I nuovi sistemi per endoscopia (colonne video, processori, intelligenza artificiale) di ultima generazione di cui Montallegro si è dotata all’inizio del 2023 rappresentano una soluzione all’avanguardia accolta positivamente da tutti gli specialisti in gastroenterologia che lavorano in struttura. Ma i vantaggi si estendono anche ad altre figure professionali interessate, come quella dell’anatomopatologo, ovvero lo specialista che, grazie all’analisi di tessuti campionati (biopsie), è in grado di interpretare e formulare diagnosi sulle alterazioni macroscopiche e microscopiche provocate dalle malattie negli organi oggetto di indagine. Paola Baccini, dal 2018 Direttore della S.C. Anatomia e Istologia patologica della ASL Ligure 4 e consulente del servizio di Citoistopatologia di Villa Montallegro, ci spiega l’importanza di questi nuovi sistemi.

– Qual è il ruolo dell’anatomopatologo?

«L’anatomopatologo non è coinvolto direttamente nell’esecuzione dell’esame, ma riveste un ruolo cruciale nella diagnosi delle malattie, il che è fondamentale per avviare il trattamento corretto, oncologico o meno, ma anche nel monitoraggio della terapia».

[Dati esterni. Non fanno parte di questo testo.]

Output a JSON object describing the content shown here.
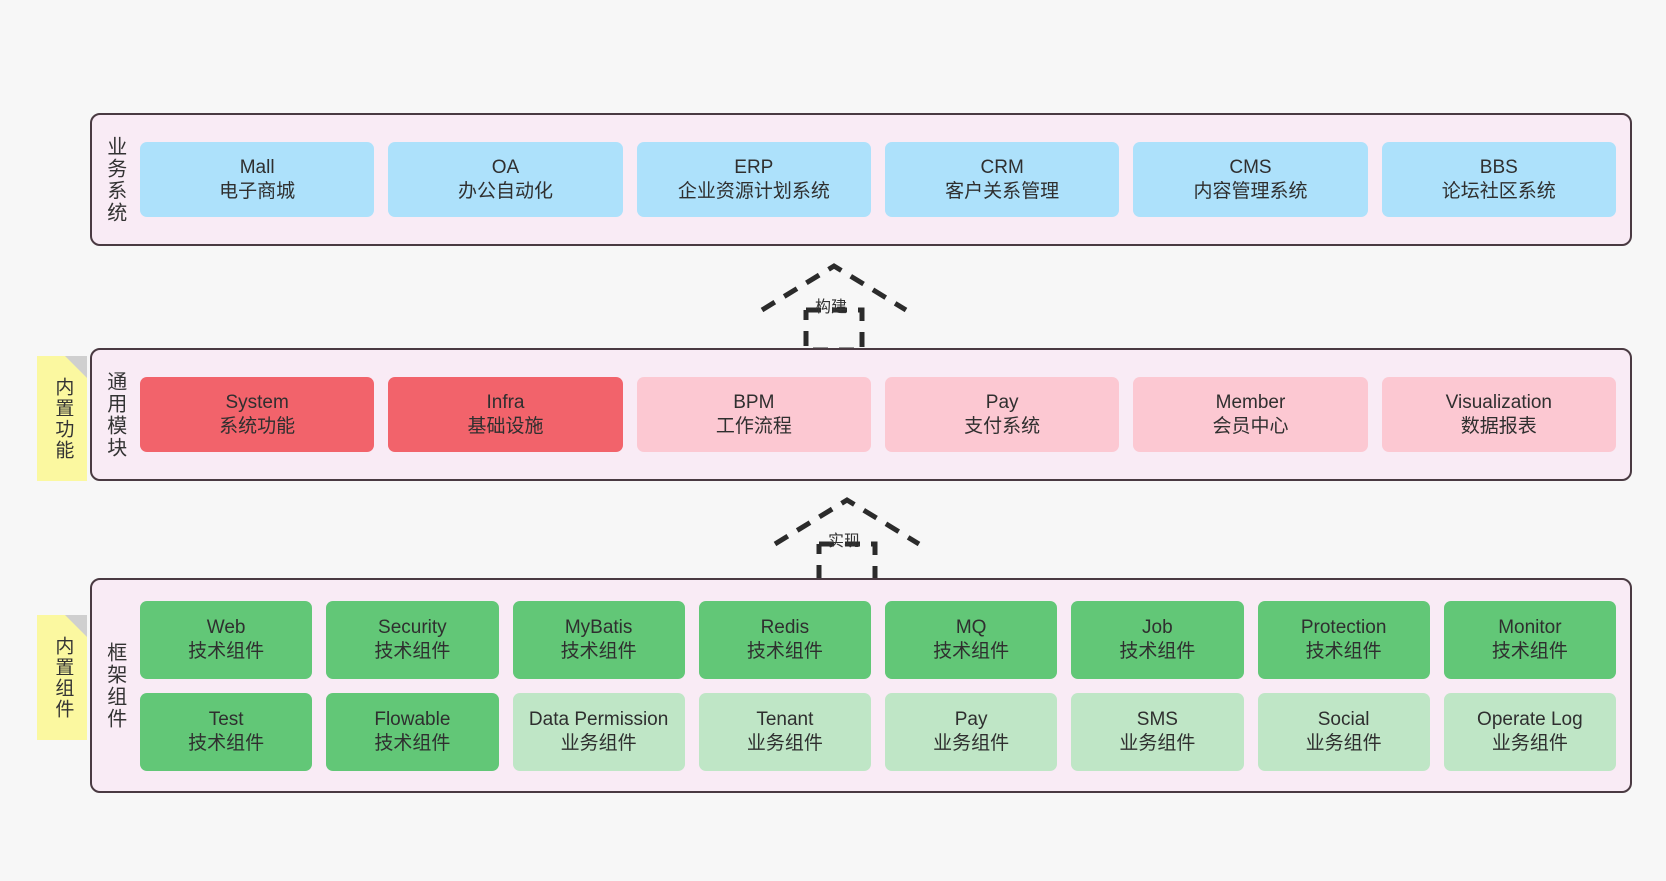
{
  "diagram": {
    "background": "#f7f7f7",
    "layer_fill": "#f9ebf5",
    "layer_border": "#4a3a42"
  },
  "layers": [
    {
      "id": "business-systems",
      "label": "业务系统",
      "rows": [
        {
          "cells": [
            {
              "name": "Mall",
              "sub": "电子商城",
              "color": "#ade1fb",
              "variant": "c-blue"
            },
            {
              "name": "OA",
              "sub": "办公自动化",
              "color": "#ade1fb",
              "variant": "c-blue"
            },
            {
              "name": "ERP",
              "sub": "企业资源计划系统",
              "color": "#ade1fb",
              "variant": "c-blue"
            },
            {
              "name": "CRM",
              "sub": "客户关系管理",
              "color": "#ade1fb",
              "variant": "c-blue"
            },
            {
              "name": "CMS",
              "sub": "内容管理系统",
              "color": "#ade1fb",
              "variant": "c-blue"
            },
            {
              "name": "BBS",
              "sub": "论坛社区系统",
              "color": "#ade1fb",
              "variant": "c-blue"
            }
          ]
        }
      ]
    },
    {
      "id": "common-modules",
      "label": "通用模块",
      "note": "内置功能",
      "rows": [
        {
          "cells": [
            {
              "name": "System",
              "sub": "系统功能",
              "color": "#f2636b",
              "variant": "c-red"
            },
            {
              "name": "Infra",
              "sub": "基础设施",
              "color": "#f2636b",
              "variant": "c-red"
            },
            {
              "name": "BPM",
              "sub": "工作流程",
              "color": "#fcc8d2",
              "variant": "c-pink"
            },
            {
              "name": "Pay",
              "sub": "支付系统",
              "color": "#fcc8d2",
              "variant": "c-pink"
            },
            {
              "name": "Member",
              "sub": "会员中心",
              "color": "#fcc8d2",
              "variant": "c-pink"
            },
            {
              "name": "Visualization",
              "sub": "数据报表",
              "color": "#fcc8d2",
              "variant": "c-pink"
            }
          ]
        }
      ]
    },
    {
      "id": "framework-components",
      "label": "框架组件",
      "note": "内置组件",
      "rows": [
        {
          "cells": [
            {
              "name": "Web",
              "sub": "技术组件",
              "color": "#62c777",
              "variant": "c-green"
            },
            {
              "name": "Security",
              "sub": "技术组件",
              "color": "#62c777",
              "variant": "c-green"
            },
            {
              "name": "MyBatis",
              "sub": "技术组件",
              "color": "#62c777",
              "variant": "c-green"
            },
            {
              "name": "Redis",
              "sub": "技术组件",
              "color": "#62c777",
              "variant": "c-green"
            },
            {
              "name": "MQ",
              "sub": "技术组件",
              "color": "#62c777",
              "variant": "c-green"
            },
            {
              "name": "Job",
              "sub": "技术组件",
              "color": "#62c777",
              "variant": "c-green"
            },
            {
              "name": "Protection",
              "sub": "技术组件",
              "color": "#62c777",
              "variant": "c-green"
            },
            {
              "name": "Monitor",
              "sub": "技术组件",
              "color": "#62c777",
              "variant": "c-green"
            }
          ]
        },
        {
          "cells": [
            {
              "name": "Test",
              "sub": "技术组件",
              "color": "#62c777",
              "variant": "c-green"
            },
            {
              "name": "Flowable",
              "sub": "技术组件",
              "color": "#62c777",
              "variant": "c-green"
            },
            {
              "name": "Data Permission",
              "sub": "业务组件",
              "color": "#bfe6c6",
              "variant": "c-lgreen"
            },
            {
              "name": "Tenant",
              "sub": "业务组件",
              "color": "#bfe6c6",
              "variant": "c-lgreen"
            },
            {
              "name": "Pay",
              "sub": "业务组件",
              "color": "#bfe6c6",
              "variant": "c-lgreen"
            },
            {
              "name": "SMS",
              "sub": "业务组件",
              "color": "#bfe6c6",
              "variant": "c-lgreen"
            },
            {
              "name": "Social",
              "sub": "业务组件",
              "color": "#bfe6c6",
              "variant": "c-lgreen"
            },
            {
              "name": "Operate Log",
              "sub": "业务组件",
              "color": "#bfe6c6",
              "variant": "c-lgreen"
            }
          ]
        }
      ]
    }
  ],
  "connectors": [
    {
      "id": "build",
      "label": "构建",
      "from": "common-modules",
      "to": "business-systems"
    },
    {
      "id": "implement",
      "label": "实现",
      "from": "framework-components",
      "to": "common-modules"
    }
  ]
}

– Qual è stata la prima impressione dopo l’introduzione dei nuovi sistemi endoscopici?
«I nuovi sistemi consentono prelievi più accurati, migliorando di conseguenza l’accuratezza diagnostica. Riscontro anche un vantaggio quantitativo, poiché abbiamo la possibilità di eseguire un numero maggiore di esami. E sappiamo bene quanto sia importante fornire diagnosi più rapide e più complete possibili».

– In che misura è migliorata la qualità delle biopsie?
«La qualità delle biopsie è sicuramente migliorata, in quanto i nuovi sistemi consentono prelievi mirati e più precisi. L’endoscopista può inoltre fornirmi informazioni aggiuntive utili per l’analisi microscopica del campione o del frammento. Dobbiamo ricordare che spesso analizziamo frammenti millimetrici che, se prelevati correttamente, permettono a noi anatomopatologi di fornire informazioni importanti e approfondite».

– Cosa succede quando il prelievo bioptico rivela una patologia neoplastica?
«Il prelievo bioptico in casi di patologia neoplastica è fondamentale per ottenere indicazioni sulla tipologia specifica di un tumore. Queste informazioni vengono utilizzate per pianificare le successive cure, che possono essere di tipo chirurgico diretto o immediato, oppure di tipo neoadiuvante, ossia precedute da una terapia medica. Per esempio, la chemioterapia può essere somministrata per ridurre le dimensioni del tumore (effetto “debulking”), consentendo al paziente di accedere a terapie più personalizzate».